Tal vez más importante todavía, no tenía que formar sus palabras tan completamente para ella como para sus interlocutores humanos. Andrew le había dado un terminal personal, un receptor informático incrustado en una joya como la que el propio Andrew llevaba en el oído. Desde esa perspectiva, usando los sensores de la joya, Jane podía detectar todos los sonidos que hacía, cada movimiento de los músculos de su cabeza. Ya no tenía que completar cada sonido, sino comenzarlo, y ella comprendía. Podía ser perezoso. Él podía hablar más rápidamente y ser comprendido.

Y también podía hablar en silencio. Podía subvocalizar, no tenía que usar aquella voz torpe, molesta y aullante que era todo lo que podía producir ahora su garganta. Cuando hablaba con Jane, podía hablar rápidamente, de modo natural, sin recordar que estaba lisiado. Con Jane podía sentirse él mismo.

Ahora estaba sentado en el puente de la nave de carga que había traído a Lusitania al Portavoz de los Muertos hacía tan sólo unos pocos meses. Temía el encuentro con la nave de Valentine. Si hubiera pensado en otro sitio al que ir, se habría escapado: no sentía el menor deseo de conocer a la hermana de Andrew ni a nadie más. Si pudiera quedarse solo eternamente en la nave, hablando sólo con Jane, se habría sentido satisfecho.

No, no era así. Nunca volvería a estar satisfecho.

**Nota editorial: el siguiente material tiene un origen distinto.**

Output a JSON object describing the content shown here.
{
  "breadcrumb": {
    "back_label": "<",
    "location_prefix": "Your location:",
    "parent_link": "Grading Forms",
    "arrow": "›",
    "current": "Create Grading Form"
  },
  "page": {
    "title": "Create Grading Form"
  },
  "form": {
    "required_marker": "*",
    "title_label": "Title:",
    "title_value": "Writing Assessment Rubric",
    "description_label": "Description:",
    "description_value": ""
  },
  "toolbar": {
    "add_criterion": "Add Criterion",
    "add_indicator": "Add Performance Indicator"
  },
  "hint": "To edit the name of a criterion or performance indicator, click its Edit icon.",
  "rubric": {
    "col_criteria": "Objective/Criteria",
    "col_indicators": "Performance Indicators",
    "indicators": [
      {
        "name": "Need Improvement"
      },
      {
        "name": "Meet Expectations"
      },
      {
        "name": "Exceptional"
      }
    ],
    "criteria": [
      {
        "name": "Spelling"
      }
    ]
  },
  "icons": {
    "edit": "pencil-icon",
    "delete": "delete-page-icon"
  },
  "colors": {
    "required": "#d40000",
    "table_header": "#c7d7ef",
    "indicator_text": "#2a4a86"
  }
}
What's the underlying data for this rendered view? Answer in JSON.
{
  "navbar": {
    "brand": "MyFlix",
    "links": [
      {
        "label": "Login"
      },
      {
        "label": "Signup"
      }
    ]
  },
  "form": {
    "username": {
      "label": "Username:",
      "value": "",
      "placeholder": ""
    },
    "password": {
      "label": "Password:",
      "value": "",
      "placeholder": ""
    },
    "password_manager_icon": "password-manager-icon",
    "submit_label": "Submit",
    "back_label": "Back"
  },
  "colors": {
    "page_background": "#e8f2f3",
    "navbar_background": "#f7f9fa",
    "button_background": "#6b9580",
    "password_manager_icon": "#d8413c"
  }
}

Como mínimo, esta Valentine y su familia serían gente nueva. En Lusitania conocía a todo el mundo, o al menos a todo el mundo que valoraba: toda la comunidad científica, la gente con educación y conocimiento. Los conocía tan bien que no podía dejar de ver su compasión, su pesar, su frustración ante lo que le había sucedido. Cuando lo miraban, percibía la diferencia entre lo que era antes y lo que era ahora. Ellos sólo veían pérdida.